A might-as-well-do-this, because-I’ve-already-done-that there.
It was breadcrumbs into being in dark woods she didn’t recognize, and now this was her life.
And the only thing that had changed her feelings about it was Dylan.
He’d come in and showed her the other side. Showed her it didn’t have to be like this, and now everyone here felt so different. So wrong.
Nick led her into the dressing room, and there was a girl in there. She had to be in her early twenties. She was sitting in Roxy’s normal spot at the make-up mirrors.
“Oh, hello,” she said in a friendly tone.
Roxy looked at Nick, who took a seat in a chair next to the door, and then she gave her attention back to the girl. “Hello. Are you on the morning shift?” Roxy had never seen her before.
“Hopefully!” she said in a chipper voice. “If everything goes well today. I have an interview.”
“Oh.” Roxy frowned. This girl seemed so friendly, and upbeat, and there was an aura of positivity that was filling the room. “Um, are you sure—”
“Roxy,” Nick warned.
“Shut the fuck up, Nick, you fucking traitor,” she snapped. The fury from watching him ignore her being choked out was back. “I have to control everything I say, but not in here. I’m a person!” She jammed her finger at the girl who also didn’t belong in a hell like this one. “She’s a person too.”
“I’m…I’m sorry, I don’t understand what’s happening,” the girl said softly.
Roxy knelt down in front of the girl.
“I’m going to get Grave,” Nick murmured.
“Go on then you tattle-taling fuck,” she gritted out. “My life is over either way and you know it.” She gave her attention to the girl. “You should get out of here. This place is not like you think.”

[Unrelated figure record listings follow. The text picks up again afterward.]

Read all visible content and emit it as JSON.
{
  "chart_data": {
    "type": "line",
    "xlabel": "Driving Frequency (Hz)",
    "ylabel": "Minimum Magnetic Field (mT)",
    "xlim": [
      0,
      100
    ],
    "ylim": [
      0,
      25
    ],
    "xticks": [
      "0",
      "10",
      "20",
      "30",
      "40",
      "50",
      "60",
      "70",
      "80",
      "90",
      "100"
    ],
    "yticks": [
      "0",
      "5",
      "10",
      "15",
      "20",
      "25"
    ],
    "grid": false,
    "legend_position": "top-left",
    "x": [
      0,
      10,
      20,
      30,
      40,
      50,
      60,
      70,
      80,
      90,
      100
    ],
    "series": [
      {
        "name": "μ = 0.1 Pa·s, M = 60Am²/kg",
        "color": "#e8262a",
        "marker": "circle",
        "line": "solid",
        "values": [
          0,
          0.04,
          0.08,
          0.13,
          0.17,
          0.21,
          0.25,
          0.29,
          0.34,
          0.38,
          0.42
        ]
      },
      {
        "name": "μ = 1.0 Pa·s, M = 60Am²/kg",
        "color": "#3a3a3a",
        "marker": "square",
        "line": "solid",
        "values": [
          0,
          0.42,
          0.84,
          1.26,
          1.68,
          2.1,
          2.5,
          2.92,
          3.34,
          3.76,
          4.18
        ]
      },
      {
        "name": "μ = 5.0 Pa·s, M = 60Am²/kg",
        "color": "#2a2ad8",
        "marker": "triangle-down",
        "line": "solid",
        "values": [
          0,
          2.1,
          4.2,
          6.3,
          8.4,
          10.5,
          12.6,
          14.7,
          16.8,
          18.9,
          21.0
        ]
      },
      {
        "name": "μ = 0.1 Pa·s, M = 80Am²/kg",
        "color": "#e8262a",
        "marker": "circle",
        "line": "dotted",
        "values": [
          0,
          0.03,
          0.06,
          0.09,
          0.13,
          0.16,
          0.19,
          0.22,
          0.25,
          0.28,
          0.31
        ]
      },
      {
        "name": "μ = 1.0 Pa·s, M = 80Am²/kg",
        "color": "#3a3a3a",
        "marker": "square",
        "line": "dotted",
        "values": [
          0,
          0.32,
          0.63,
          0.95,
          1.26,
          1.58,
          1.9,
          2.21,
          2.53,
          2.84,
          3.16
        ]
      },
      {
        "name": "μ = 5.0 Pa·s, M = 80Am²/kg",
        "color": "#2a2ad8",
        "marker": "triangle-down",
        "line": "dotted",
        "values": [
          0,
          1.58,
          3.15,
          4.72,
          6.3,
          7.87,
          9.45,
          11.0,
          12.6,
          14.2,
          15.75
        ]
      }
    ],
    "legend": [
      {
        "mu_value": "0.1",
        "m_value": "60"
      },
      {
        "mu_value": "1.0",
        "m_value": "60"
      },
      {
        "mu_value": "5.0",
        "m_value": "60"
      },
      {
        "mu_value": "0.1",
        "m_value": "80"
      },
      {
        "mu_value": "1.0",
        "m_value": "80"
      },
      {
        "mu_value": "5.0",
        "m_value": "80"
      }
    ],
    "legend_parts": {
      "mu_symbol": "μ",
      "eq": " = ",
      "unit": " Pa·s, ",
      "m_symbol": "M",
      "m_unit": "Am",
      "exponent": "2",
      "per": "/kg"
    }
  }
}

“Are you…are you Roxy?” she guessed. “Some of the guys said you’re going to overwhelm me and act a little crazy. I don’t mean to be rude. I’m not saying you’re crazy, but if you’re protecting your spot on the front stage, it’s all yours! I’m good with stage two. That’s what I’m interviewing for.”
“Why are you here, doing this? Can you find something better that won’t steal your whole life?”
“Something that pays better than this place? Lady, I’ve been dancing for two years, and everyone says the same thing—get to the Rabbit Hole. They picked me to interview here. I’ve been counting down.” There was this pitying look in the young woman’s eyes, like Roxy really was crazy.